Indro d’Orlando │
Il caso Le Pen sta creando l’occasione per insistere nuovamente sulla necessità di un buon discernimento etico civile, del tutto essenziale per ogni cittadino.
Stando alle informazioni ufficiali comunicate dai giornali, la signora Le Pen, fino a prova contraria, è ritenuta colpevole di un reato di corruzione.
In merito alla questione, conviene ricordare che i fatti possono essere confutati solo da coloro che possono leggere la sentenza e gli atti del processo.
Quindi l’appropriazione indebita di fondi pubblici europei della signora Le Pen è di quasi 5 milioni di euro. Soldi sottratti dalle casse del Parlamento europeo.
E’ oggettivamente grave.
Ora la questione che ne occulta la gravità si focalizza sull’esecuzione della condanna.
Parlare di manipolazione politica del sistema giudiziario francese condannando la sentenza e minimizzando al contempo la manipolazione fraudolenta dei fondi europei non è un discorso intelligente e nemmeno etico.
Nel caso Le Pen c’è chi afferma un eccesso di giustizia in quanto il provvedimento impedisce la partecipazione alle elezioni presidenziali.
La critica mette in evidenza un punto preciso: come è possibile che una sentenza non definitiva possa comportare l’applicazione anticipata della pena?
La risposta sta in una legge esistente in Francia dal 2016 per contrastare la corruzione.
E’ giusto privare un cittadino della presunzione d’innocenza che dovrebbe prevalere fino alla sentenza definitiva?
Se il cittadino si propone alla guida di una nazione e si macchia di corruzione, la risposta è sì.
Qui deve prevalere l’interesse pubblico su quello del cittadino. Questo significa dare la priorità alla giustizia rispetto alla politica. E chi vuole il contrario non capisce che la politica democratica ha senso se e solo se è una politica che si attua nel pieno rispetto della giustizia e a favore della giustizia tra i cittadini. Una politica veramente democratica mira al bene comune e non solo al bene di pochi. E questo bene comune non si ottiene senza giustizia sociale.
E’ giustizia sociale impedire che una persona malintenzionata possa fare danni alla collettività? Sì.
La signora Le Pen non è una comune cittadina. Il privilegio dell’immunità invocata dai suoi difensori lo dimostrano. Se fosse una cittadina qualunque, di certo non parteciperebbe alle presidenziali.
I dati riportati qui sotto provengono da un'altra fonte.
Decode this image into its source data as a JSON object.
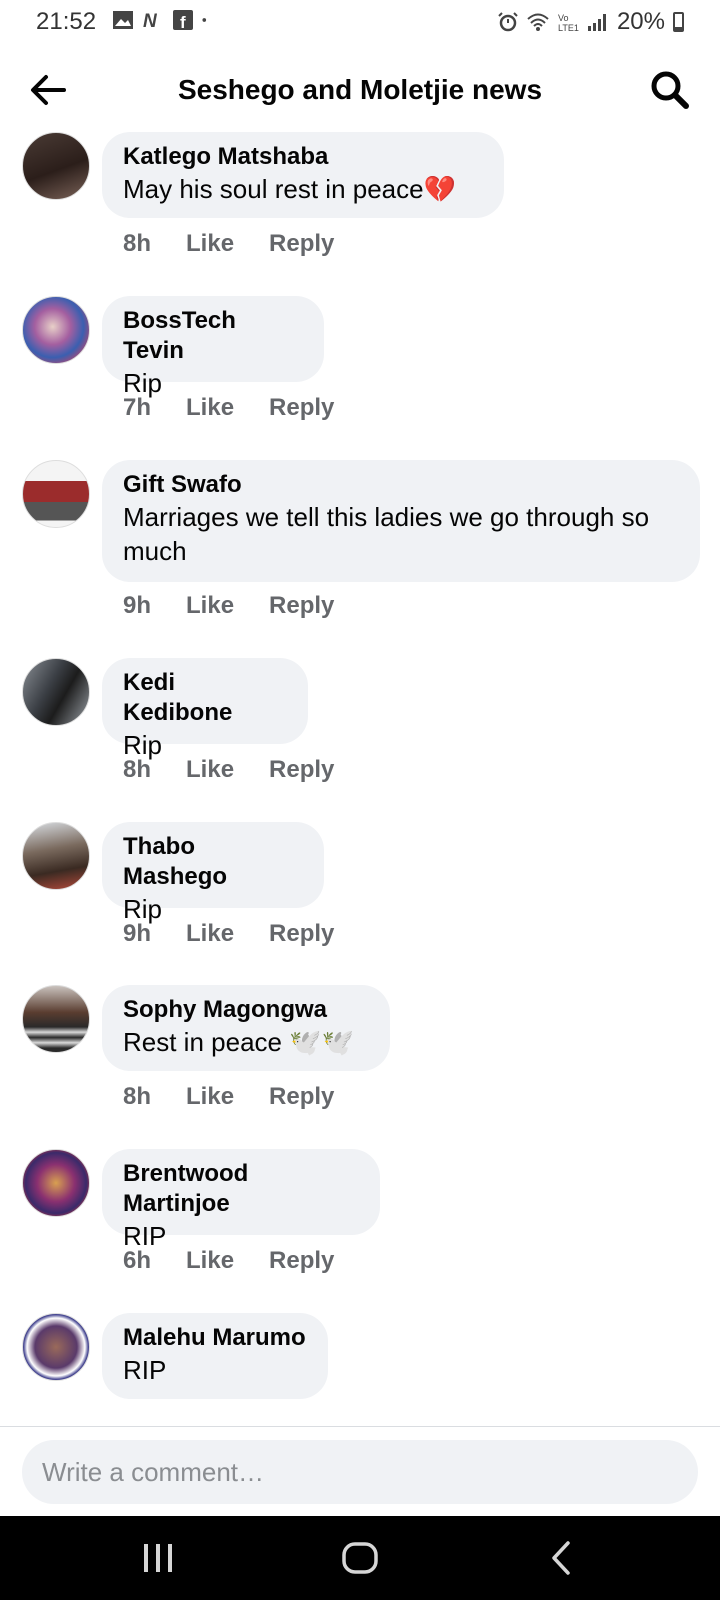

La signora è una possibile futura Presidente di uno stato democratico e repubblicano. Di conseguenza la sua figura deve essere un esempio irreprensibile e coerente con la figura che intende incarnare.
La signora Le Pen si era sempre battuta contro coloro che si erano macchiati di reati contro l’amministrazione ed in particolare per appropriazioni indebite ed illecite di fondi pubblici.
Dunque, è sconcertante constatare anzi tutto l’evidente incoerenza tra le sue parole e i fatti.
Chi scrive non ritiene di poter esprimersi sull’operato della giudice che ha sancito la sentenza. E molti che commentano non dovrebbero dimenticare che per contestare un fatto sono necessarie delle prove per poterlo fare, soprattutto quando le prove che confermano il fatto che si vuole contestare sono reali e non immaginarie.
Conta la realtà e non la percezione della realtà nei fatti giudiziari.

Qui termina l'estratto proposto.